My third son had an entirely different take. By the time he was in middle school, he told me, he had recognized that being unusual gave him a social advantage. “I knew it was something that was cool,” he said. He told me that he got a kick out of the fact that people couldn’t pronounce his surname (something that caused his brother endless misery) and observed that the social cred effect had only increased with age.
And in “Some College Students Choose a School Where They Don’t Fit, on Purpose,” Kyle Spencer writes about college students who purposely attend colleges where they stand out:
Amir Goldberg, an associate professor of organizational behavior at Stanford University Graduate School of Business, who studies outsiders inside the workplace, says being an outsider can cause culture shock. But that doesn’t have to be a bad thing.

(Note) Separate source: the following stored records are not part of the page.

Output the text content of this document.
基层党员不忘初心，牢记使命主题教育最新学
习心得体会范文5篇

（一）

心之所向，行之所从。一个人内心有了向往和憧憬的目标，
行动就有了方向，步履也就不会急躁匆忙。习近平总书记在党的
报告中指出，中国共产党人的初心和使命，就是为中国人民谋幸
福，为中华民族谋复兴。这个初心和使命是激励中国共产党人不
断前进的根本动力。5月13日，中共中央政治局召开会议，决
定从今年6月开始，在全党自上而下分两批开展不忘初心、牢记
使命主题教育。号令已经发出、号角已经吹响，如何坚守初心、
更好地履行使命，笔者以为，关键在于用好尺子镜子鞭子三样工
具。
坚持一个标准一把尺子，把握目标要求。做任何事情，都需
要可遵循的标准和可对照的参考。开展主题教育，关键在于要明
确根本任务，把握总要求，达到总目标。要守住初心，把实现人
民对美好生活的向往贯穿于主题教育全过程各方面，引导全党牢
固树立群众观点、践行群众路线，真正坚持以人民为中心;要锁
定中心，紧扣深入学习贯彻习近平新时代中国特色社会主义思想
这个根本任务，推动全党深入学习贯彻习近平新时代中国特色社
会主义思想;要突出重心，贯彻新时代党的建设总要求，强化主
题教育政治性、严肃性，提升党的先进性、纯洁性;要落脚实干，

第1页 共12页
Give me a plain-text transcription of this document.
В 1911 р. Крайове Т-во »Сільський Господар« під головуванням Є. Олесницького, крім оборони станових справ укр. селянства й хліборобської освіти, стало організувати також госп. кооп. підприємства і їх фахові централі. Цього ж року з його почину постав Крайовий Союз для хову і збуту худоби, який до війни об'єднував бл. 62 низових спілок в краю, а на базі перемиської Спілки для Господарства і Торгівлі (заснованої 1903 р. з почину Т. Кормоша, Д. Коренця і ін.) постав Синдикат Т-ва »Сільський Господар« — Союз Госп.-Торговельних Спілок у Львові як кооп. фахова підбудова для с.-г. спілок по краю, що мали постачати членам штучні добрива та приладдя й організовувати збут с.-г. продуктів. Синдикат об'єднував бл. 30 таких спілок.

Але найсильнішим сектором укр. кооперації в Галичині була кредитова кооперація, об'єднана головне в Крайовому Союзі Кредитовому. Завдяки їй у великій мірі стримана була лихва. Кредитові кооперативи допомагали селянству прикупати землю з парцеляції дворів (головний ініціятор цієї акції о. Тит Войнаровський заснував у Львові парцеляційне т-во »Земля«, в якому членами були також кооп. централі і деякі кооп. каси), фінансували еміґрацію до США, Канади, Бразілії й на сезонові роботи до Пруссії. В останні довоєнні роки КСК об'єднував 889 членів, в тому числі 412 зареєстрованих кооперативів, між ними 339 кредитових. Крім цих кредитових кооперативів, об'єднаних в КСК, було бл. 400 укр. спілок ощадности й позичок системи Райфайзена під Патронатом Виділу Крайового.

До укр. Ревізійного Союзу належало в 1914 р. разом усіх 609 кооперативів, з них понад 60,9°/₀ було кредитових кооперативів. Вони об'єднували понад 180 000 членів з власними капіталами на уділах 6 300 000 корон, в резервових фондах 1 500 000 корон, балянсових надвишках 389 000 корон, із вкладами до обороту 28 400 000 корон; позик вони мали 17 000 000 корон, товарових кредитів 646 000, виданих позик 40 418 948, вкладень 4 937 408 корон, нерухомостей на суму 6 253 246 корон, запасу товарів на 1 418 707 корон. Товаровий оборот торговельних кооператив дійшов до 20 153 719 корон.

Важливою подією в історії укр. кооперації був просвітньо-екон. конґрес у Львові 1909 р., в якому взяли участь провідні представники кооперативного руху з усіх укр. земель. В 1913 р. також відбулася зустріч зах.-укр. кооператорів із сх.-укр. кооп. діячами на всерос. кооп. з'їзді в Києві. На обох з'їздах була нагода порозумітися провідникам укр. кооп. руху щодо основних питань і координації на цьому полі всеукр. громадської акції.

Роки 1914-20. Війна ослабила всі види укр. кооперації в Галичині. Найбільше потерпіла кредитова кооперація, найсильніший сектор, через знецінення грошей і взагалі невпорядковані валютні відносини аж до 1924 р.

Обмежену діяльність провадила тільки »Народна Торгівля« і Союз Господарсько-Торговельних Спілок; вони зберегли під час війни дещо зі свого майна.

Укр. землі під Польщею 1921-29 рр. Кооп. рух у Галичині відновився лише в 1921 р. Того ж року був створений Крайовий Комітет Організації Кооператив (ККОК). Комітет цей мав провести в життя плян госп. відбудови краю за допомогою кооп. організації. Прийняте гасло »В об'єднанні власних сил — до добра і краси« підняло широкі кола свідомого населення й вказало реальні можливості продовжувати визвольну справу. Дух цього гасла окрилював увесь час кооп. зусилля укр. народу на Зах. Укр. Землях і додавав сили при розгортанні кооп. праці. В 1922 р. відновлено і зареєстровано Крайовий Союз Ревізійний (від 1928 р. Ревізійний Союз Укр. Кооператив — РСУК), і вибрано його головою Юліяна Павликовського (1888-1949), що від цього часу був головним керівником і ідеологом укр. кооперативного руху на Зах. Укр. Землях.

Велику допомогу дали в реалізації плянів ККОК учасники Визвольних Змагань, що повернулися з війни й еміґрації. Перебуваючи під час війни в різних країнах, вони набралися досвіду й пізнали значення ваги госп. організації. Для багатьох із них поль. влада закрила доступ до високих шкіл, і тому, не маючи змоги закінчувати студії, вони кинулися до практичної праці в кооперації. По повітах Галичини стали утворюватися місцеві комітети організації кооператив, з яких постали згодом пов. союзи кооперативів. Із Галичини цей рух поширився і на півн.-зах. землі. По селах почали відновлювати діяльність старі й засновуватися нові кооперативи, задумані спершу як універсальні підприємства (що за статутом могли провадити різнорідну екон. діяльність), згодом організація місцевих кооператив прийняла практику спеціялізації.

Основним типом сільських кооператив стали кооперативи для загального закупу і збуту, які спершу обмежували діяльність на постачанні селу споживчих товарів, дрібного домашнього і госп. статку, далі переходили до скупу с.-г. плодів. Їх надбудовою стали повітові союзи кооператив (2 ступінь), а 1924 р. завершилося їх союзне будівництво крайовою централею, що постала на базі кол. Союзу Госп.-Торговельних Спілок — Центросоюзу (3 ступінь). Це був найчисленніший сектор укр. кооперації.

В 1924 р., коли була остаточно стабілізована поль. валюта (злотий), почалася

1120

“If you have support, that shock can be translated into an advantage,” he said.
That was the case for Jonah Shainberg, a fencer from Rye, N.Y., who is Jewish. When he was accepted to Notre Dame, a football-heavy Catholic university in Indiana, his mother balked at the idea.
“I’m not sending my Jewish son to Notre Dame,” Mr. Shainberg recalled her saying. He was also skeptical.
But once he was there, Mr. Shainberg, who graduated this year with a bachelor’s degree in business administration, discovered something about himself he had not totally understood before: His faith was central to his identity.
“I think Notre Dame made me more Jewish,” he said.
For Elyse Hutcheson, 21, the opposite was true. Her time at Hillsdale College, a Christian college in Hillsdale, Mich., helped her get in touch with her views on reproductive rights, immigration and social welfare programs.
When she arrived, she said, “I knew I wasn’t a conservative, but I didn’t know I was a liberal.” By her junior year, she had re-energized a defunct club for campus Democrats and realized she was agnostic.
She graduated this year with a degree in psychology and art and took a job as a research assistant at Brown University, a liberal-leaning college in Providence, R.I.
While Ms. Hutcheson admits it’s a relief to now be around like-minded thinkers, she says fitting in comes with its own pitfalls.
“I don’t want to become complacent because the ideas I have aren’t being questioned anymore,” she said.
Students, choose one of the articles to read in its entirety, then tell us:
— Have you ever felt like an outsider somewhere? What made you feel different from the people around you? What was that experience like for you? How do you feel about it now?
— Have you ever purposely put yourself in the position of being an outsider somewhere? Why did you do it? What did you learn from the experience?
— In the second article, Nikki Bruno, an admissions coach in New Jersey, says being an outsider isn’t for everyone. Students should have an “adventurous spirit” and seem particularly confident before she would suggest an environment that is outside their comfort zone. Do you have that “adventurous spirit”? Do you prefer standing out or fitting in? Do you thrive when you are around people who are more similar to you or different from you? Why do you think that is?
— If you had the chance to be an outsider somewhere — say, to live in a foreign country or attend a college with people who have very different beliefs than you — would you take it? What do you think might be gained from doing this? What do you think would be challenging about it? Over all, do you think it would be a positive or negative experience for you? Why?